Comment financer la protection sociale sans croissance et sans la taxation des activités polluantes ?

  1. L. : En France, nous avons une croissance atone depuis les années 2000, et ce, tout en garantissant le financement de la protection sociale. Celui-ci est en revanche mis en péril par certaines politiques qui contribuent à mettre les caisses de la Sécurité sociale dans le rouge, comme l’exonération des cotisations sociales sur les heures supplémentaires.

Des marges de manœuvre financières importantes existent : en finir avec la politique des aides aux entreprises, lutter contre les paradis fiscaux, réformer la fiscalité. Au niveau européen, on peut imaginer une taxe sur le patrimoine du 1 % les plus riches, une taxe Gafa, annuler la dette publique… Le financement est un sujet sérieux, trop souvent utilisé comme prétexte pour empêcher la mise en place de certaines politiques.
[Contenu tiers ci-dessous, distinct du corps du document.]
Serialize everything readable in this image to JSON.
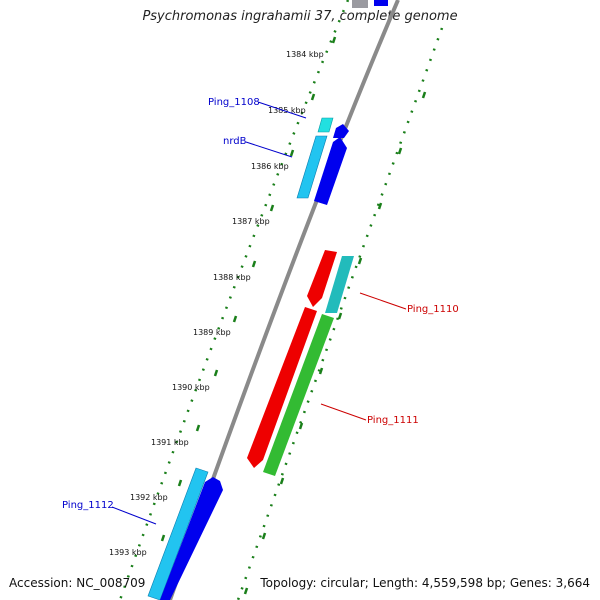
{
  "title": "Psychromonas ingrahamii 37, complete genome",
  "footer": {
    "accession": "Accession: NC_008709",
    "summary": "Topology: circular; Length: 4,559,598 bp; Genes: 3,664"
  },
  "ticks": [
    "1384 kbp",
    "1385 kbp",
    "1386 kbp",
    "1387 kbp",
    "1388 kbp",
    "1389 kbp",
    "1390 kbp",
    "1391 kbp",
    "1392 kbp",
    "1393 kbp"
  ],
  "genes": {
    "ping_1108": "Ping_1108",
    "nrdb": "nrdB",
    "ping_1110": "Ping_1110",
    "ping_1111": "Ping_1111",
    "ping_1112": "Ping_1112"
  },
  "colors": {
    "backbone": "#8a8a8a",
    "tick_dots": "#1a7f1a",
    "blue_label": "#0000cc",
    "red_label": "#cc0000",
    "cds_blue": "#0000ee",
    "cds_cyan": "#22c4f0",
    "cds_red": "#ee0000",
    "cds_teal": "#22bbbb",
    "cds_green": "#33bb33"
  }
}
  1. L. : Je suis en accord avec Aurore et l’économiste Gaël Giraud qui veulent répondre à l’urgence économique avec des outils qui sont déjà à notre disposition. Il faut éviter de passer par une modification des traités européens pour des raisons politiques et constitutionnelles évidentes. Cela doit nous donner du temps pour mettre ensuite en place une forme de revenu de base inconditionnel à l’échelle européenne, qui éviterait les disparités entre les Etats et le non-recours aux aides sociales, qui est important vu la complexité des différents systèmes nationaux.
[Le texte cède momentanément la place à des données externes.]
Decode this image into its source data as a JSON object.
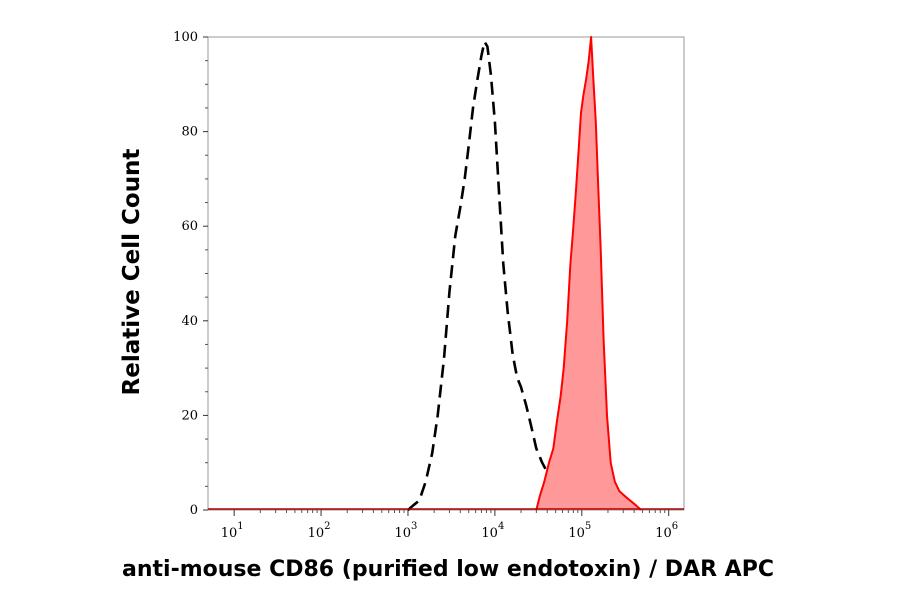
{
  "chart_data": {
    "type": "area",
    "title": "",
    "xlabel": "anti-mouse CD86 (purified low endotoxin) / DAR APC",
    "ylabel": "Relative Cell Count",
    "x_scale": "log",
    "xlim": [
      5,
      1500000
    ],
    "ylim": [
      0,
      100
    ],
    "x_ticks": [
      {
        "value": 10,
        "base": "10",
        "exp": "1"
      },
      {
        "value": 100,
        "base": "10",
        "exp": "2"
      },
      {
        "value": 1000,
        "base": "10",
        "exp": "3"
      },
      {
        "value": 10000,
        "base": "10",
        "exp": "4"
      },
      {
        "value": 100000,
        "base": "10",
        "exp": "5"
      },
      {
        "value": 1000000,
        "base": "10",
        "exp": "6"
      }
    ],
    "y_ticks": [
      "0",
      "20",
      "40",
      "60",
      "80",
      "100"
    ],
    "grid": false,
    "legend": "none",
    "series": [
      {
        "style": "dashed-outline",
        "color": "#000000",
        "points": [
          [
            1000,
            0
          ],
          [
            1150,
            1
          ],
          [
            1350,
            2
          ],
          [
            1600,
            6
          ],
          [
            1900,
            12
          ],
          [
            2200,
            20
          ],
          [
            2600,
            32
          ],
          [
            3000,
            46
          ],
          [
            3500,
            58
          ],
          [
            4000,
            64
          ],
          [
            4500,
            70
          ],
          [
            5000,
            77
          ],
          [
            5600,
            85
          ],
          [
            6300,
            91
          ],
          [
            7000,
            96
          ],
          [
            7600,
            99
          ],
          [
            8200,
            98
          ],
          [
            9000,
            92
          ],
          [
            10000,
            82
          ],
          [
            11000,
            69
          ],
          [
            12500,
            52
          ],
          [
            14000,
            42
          ],
          [
            16000,
            33
          ],
          [
            18000,
            28
          ],
          [
            20000,
            26
          ],
          [
            23000,
            22
          ],
          [
            26000,
            18
          ],
          [
            30000,
            13
          ],
          [
            35000,
            10
          ],
          [
            40000,
            8
          ],
          [
            45000,
            5
          ],
          [
            50000,
            2
          ],
          [
            55000,
            0
          ]
        ]
      },
      {
        "style": "filled",
        "color": "#ff0000",
        "fill": "#ff9999",
        "points": [
          [
            30000,
            0
          ],
          [
            33000,
            3
          ],
          [
            37000,
            6
          ],
          [
            42000,
            10
          ],
          [
            47000,
            13
          ],
          [
            52000,
            19
          ],
          [
            57000,
            24
          ],
          [
            62000,
            30
          ],
          [
            68000,
            40
          ],
          [
            74000,
            52
          ],
          [
            80000,
            60
          ],
          [
            86000,
            68
          ],
          [
            92000,
            76
          ],
          [
            98000,
            84
          ],
          [
            105000,
            88
          ],
          [
            112000,
            91
          ],
          [
            120000,
            95
          ],
          [
            128000,
            100
          ],
          [
            135000,
            92
          ],
          [
            145000,
            82
          ],
          [
            155000,
            68
          ],
          [
            165000,
            55
          ],
          [
            178000,
            36
          ],
          [
            195000,
            20
          ],
          [
            215000,
            10
          ],
          [
            240000,
            6
          ],
          [
            270000,
            4
          ],
          [
            310000,
            3
          ],
          [
            360000,
            2
          ],
          [
            420000,
            1
          ],
          [
            480000,
            0
          ]
        ]
      }
    ]
  }
}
Pourra-t-on se contenter de flécher les comportements via des incitations fiscales ou faudra-t-il réguler, quitte à revenir sur certaines libertés actuelles ?
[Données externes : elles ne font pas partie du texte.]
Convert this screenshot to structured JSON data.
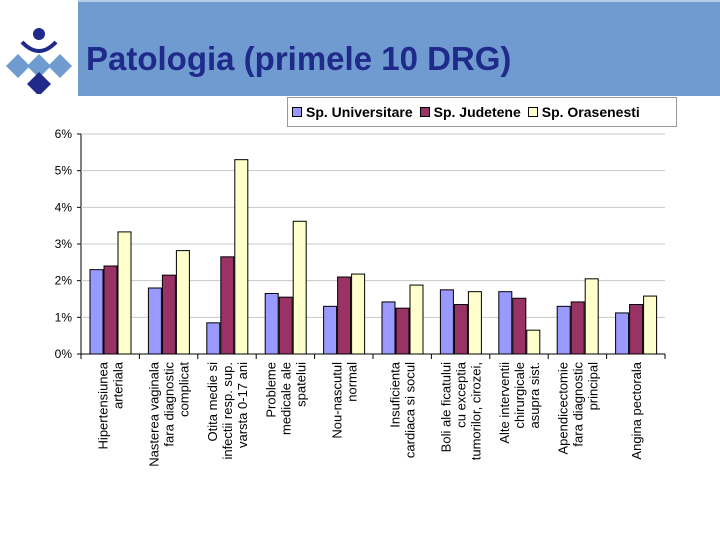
{
  "slide": {
    "title": "Patologia (primele 10 DRG)"
  },
  "logo": {
    "icon": "diamond-logo-icon"
  },
  "colors": {
    "universitare": "#9999ff",
    "judetene": "#993366",
    "orasenesti": "#ffffcc",
    "title": "#1f2a8a",
    "title_bar": "#6f9bd1"
  },
  "chart_data": {
    "type": "bar",
    "title": "",
    "xlabel": "",
    "ylabel": "",
    "ylim": [
      0,
      6
    ],
    "yticks": [
      "0%",
      "1%",
      "2%",
      "3%",
      "4%",
      "5%",
      "6%"
    ],
    "legend_position": "top-right",
    "grid": true,
    "categories": [
      [
        "Hipertensiunea",
        "arteriala"
      ],
      [
        "Nasterea vaginala",
        "fara diagnostic",
        "complicat"
      ],
      [
        "Otita medie si",
        "infectii resp. sup.",
        "varsta 0-17 ani"
      ],
      [
        "Probleme",
        "medicale ale",
        "spatelui"
      ],
      [
        "Nou-nascutul",
        "normal"
      ],
      [
        "Insuficienta",
        "cardiaca si socul"
      ],
      [
        "Boli ale ficatului",
        "cu exceptia",
        "tumorilor, cirozei,"
      ],
      [
        "Alte interventii",
        "chirurgicale",
        "asupra sist."
      ],
      [
        "Apendicectomie",
        "fara diagnostic",
        "principal"
      ],
      [
        "Angina pectorala"
      ]
    ],
    "series": [
      {
        "name": "Sp. Universitare",
        "values": [
          2.3,
          1.8,
          0.85,
          1.65,
          1.3,
          1.42,
          1.75,
          1.7,
          1.3,
          1.12
        ]
      },
      {
        "name": "Sp. Judetene",
        "values": [
          2.4,
          2.15,
          2.65,
          1.55,
          2.1,
          1.25,
          1.35,
          1.52,
          1.42,
          1.35
        ]
      },
      {
        "name": "Sp. Orasenesti",
        "values": [
          3.33,
          2.82,
          5.3,
          3.62,
          2.18,
          1.88,
          1.7,
          0.65,
          2.05,
          1.58
        ]
      }
    ]
  }
}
  1. L. : Le signal prix n’est pas du tout le plus efficace ! Nous avons lutté contre le trou de la couche d’ozone via une réglementation. Il nous faudra revenir sur certaines consommations. Mais ne plus pouvoir prendre l’avion à tout bout de champ n’est pas une régression. Cela mettrait surtout fin à une démesure, et permettrait aux autres pays de pouvoir polluer un peu plus pour se développer. Droit qui leur a été volé.

  1. L : Le sujet des libertés est complexe. Prenons le mouvement des gilets jaunes. Celui-ci démarre initialement en réaction à la mise en place d’une pseudo-taxe carbone, mais aussi à une autre mesure mal vécue : la baisse de la vitesse autorisée de 90 à 80 km/h sur les routes à double sens. Je pense que ces deux mesures n’ont pas tellement été rejetées pour leur contenu, mais parce qu’elles ont été perçues comme imposées. La mobilisation des gilets jaunes a abouti à la Convention citoyenne pour le climat (CCC)… dont une des propositions était de réduire la vitesse sur les autoroutes de 130 à 110 km/h ! C’est paradoxal : un mouvement déclenché en opposition à une baisse de limitation de vitesse en a, au final, mis une autre en débat. Cela montre bien que, quand on parle de réglementation, la méthode de mise en place fait toute la différence. La CCC s’est déroulée dans une dynamique de responsabilisation, d’écoute et de respect. In fine donc, la proposition de réduire la vitesse n’est plus vécue comme une privation de liberté, mais comme une réappropriation des limites.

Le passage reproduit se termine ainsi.